A Dublin landlord has said he has still not heard from a former tenant who owes him €22,750 in unpaid rent but went to the European Championships rather than attend a court hearing.
It took Gerry Butler about a year to chase down the back-rent owed by tenant Paul Kelly on a €1,350-a-month apartment in the Dublin suburb of Malahide.
Mr Butler told The Irish Times the process was significantly delayed by the "bureaucratic red tape" of the Private Residential Tenancies Board (PRTB), the body designed to mediate in disagreements between landlords and tenants.
Initially having paid his rent, Mr Kelly allowed a debt of €23,750 to accrue that Mr Butler did not immediately notice as it was paid into a pension fund. Mr Kelly admitted liability to the PRTB and promised to pay the money back, but Mr Butler was forced to take the matter to the Circuit Court.
"This guy decided to go to the European Championships and I am sitting at home on the couch out €23,000," Mr Butler said after last month's court case, which heard Mr Kelly had gone to France.
“This guy owed us a lot of money and I tried to be nice and fair, as you would, and if he had an issue we would sit down and work it out.”
No appearance
Judge
Jacqueline Linnane
granted a judgment of €22,750 against Mr Kelly of Somerton, Portrane Road,
Donabate
.
The court heard he had made an arrangement to pay off his debt at a rate of €500 a month but only two instalments had been made.
Mr Butler’s barrister told the judge there was no appearance in court for, or on behalf of, Mr Kelly who, he had been informed, had left for the European Championship.

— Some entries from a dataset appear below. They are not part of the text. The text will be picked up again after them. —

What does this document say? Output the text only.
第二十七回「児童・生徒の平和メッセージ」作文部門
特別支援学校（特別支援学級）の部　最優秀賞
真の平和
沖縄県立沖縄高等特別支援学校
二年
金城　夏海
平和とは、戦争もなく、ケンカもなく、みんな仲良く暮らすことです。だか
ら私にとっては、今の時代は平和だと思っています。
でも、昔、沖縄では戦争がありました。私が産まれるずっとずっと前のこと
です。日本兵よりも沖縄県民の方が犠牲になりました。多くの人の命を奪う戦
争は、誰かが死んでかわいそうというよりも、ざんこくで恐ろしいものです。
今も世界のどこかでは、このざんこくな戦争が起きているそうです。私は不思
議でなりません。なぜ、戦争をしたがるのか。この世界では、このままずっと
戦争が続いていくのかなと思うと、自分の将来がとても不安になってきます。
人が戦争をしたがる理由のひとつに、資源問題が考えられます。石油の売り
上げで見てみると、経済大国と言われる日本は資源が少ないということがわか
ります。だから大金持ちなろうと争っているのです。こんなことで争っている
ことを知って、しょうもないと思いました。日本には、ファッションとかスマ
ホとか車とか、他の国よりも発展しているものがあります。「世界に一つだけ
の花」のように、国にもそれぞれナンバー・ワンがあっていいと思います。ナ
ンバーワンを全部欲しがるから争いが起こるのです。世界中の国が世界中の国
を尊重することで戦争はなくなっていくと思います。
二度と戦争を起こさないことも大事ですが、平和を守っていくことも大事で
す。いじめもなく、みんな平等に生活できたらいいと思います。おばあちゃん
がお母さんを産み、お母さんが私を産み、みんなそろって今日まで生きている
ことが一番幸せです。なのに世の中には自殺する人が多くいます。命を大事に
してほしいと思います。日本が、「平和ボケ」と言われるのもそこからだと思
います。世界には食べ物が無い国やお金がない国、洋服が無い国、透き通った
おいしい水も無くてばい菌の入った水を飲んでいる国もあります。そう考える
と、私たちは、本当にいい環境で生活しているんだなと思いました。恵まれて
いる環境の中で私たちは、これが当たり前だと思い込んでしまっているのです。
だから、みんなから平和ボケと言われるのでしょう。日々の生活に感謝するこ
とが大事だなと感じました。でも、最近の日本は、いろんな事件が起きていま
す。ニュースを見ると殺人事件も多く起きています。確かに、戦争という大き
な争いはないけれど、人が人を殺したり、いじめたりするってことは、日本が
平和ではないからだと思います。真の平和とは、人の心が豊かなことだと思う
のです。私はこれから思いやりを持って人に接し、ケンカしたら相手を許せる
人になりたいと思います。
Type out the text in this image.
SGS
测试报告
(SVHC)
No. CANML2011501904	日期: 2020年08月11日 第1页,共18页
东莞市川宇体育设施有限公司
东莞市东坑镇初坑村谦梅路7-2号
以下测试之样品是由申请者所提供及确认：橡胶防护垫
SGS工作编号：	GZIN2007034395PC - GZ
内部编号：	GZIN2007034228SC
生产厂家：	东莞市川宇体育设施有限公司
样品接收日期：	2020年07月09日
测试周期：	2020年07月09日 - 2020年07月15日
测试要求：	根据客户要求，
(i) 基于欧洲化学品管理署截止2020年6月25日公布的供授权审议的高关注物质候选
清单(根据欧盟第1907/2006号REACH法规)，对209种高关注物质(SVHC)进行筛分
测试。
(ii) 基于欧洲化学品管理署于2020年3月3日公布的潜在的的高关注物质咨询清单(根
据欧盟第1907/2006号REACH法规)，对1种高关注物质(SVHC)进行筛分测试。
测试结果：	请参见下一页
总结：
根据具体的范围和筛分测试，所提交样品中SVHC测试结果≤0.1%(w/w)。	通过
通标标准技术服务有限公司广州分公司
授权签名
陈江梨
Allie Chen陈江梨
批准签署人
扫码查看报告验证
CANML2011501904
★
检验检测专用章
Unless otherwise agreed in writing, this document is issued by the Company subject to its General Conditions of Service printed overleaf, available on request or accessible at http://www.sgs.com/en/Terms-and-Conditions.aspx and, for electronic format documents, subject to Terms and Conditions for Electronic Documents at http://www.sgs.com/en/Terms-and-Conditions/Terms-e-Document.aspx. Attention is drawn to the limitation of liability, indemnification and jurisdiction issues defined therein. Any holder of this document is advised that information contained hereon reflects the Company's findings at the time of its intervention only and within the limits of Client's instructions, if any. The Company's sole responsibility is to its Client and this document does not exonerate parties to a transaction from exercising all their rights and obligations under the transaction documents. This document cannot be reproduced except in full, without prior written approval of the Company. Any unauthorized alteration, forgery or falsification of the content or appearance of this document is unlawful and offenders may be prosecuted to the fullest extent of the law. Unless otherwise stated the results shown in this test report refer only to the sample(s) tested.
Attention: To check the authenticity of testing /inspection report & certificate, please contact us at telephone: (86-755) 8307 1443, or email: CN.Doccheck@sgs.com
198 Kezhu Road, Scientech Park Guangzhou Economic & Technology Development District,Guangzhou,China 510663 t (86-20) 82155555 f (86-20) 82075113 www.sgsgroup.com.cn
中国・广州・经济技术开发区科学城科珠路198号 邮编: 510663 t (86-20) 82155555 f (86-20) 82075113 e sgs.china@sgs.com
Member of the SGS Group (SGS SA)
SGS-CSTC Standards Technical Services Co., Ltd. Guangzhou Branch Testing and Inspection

“Can you imagine someone having the neck not to attend the Circuit Court and saying they were attending the European Championships? I don’t know how anyone treats a judge like that,” Mr Butler said.
Mr Kelly declined to comment when contacted by The Irish Times.
He first leased the apartment in 2013. Initially he paid his rent and in every other way was a good tenant, Mr Butler said.
After a time the payments stopped but because the money was going into a pension fund, Mr Butler only noticed when he later received a fund statement.
What really annoyed him, he said, was that during this time Mr Kelly had signed an extension on his lease even though he had stopped paying the rent.
It took nine months to get the case heard before the PRTB, Mr Butler said, and even though Mr Kelly agreed to repay the money, the issue would ultimately have to proceed to the Circuit Court. By last week, the entire process had lasted about a year.
Mr Butler explained that when the non-payments initially emerged, Mr Kelly had claimed to be undergoing financial difficulties.
Had Mr Kelly been intent on paying him back, he said, and explained his desire to go to the European Championships, there would have been no issue with delaying the repayments by a couple of months.
But in the end he believes he had no intention of honouring the debt and says he will now instruct his solicitor to pursue the money.
UK market
“If you walked into a store and robbed a bottle of Coke the police would be dying to get you but they have no interest in this. It’s a civil action.”
The system will only deter people from investing in property, Mr Butler believes. Between being unable to raise rents, the number of charges and the workings of the PRTB, he said more people are investing in the UK property market.
Now that it’s over, he said: “I wouldn’t use the word relieved. Our view was we have been wronged and we will fix it.”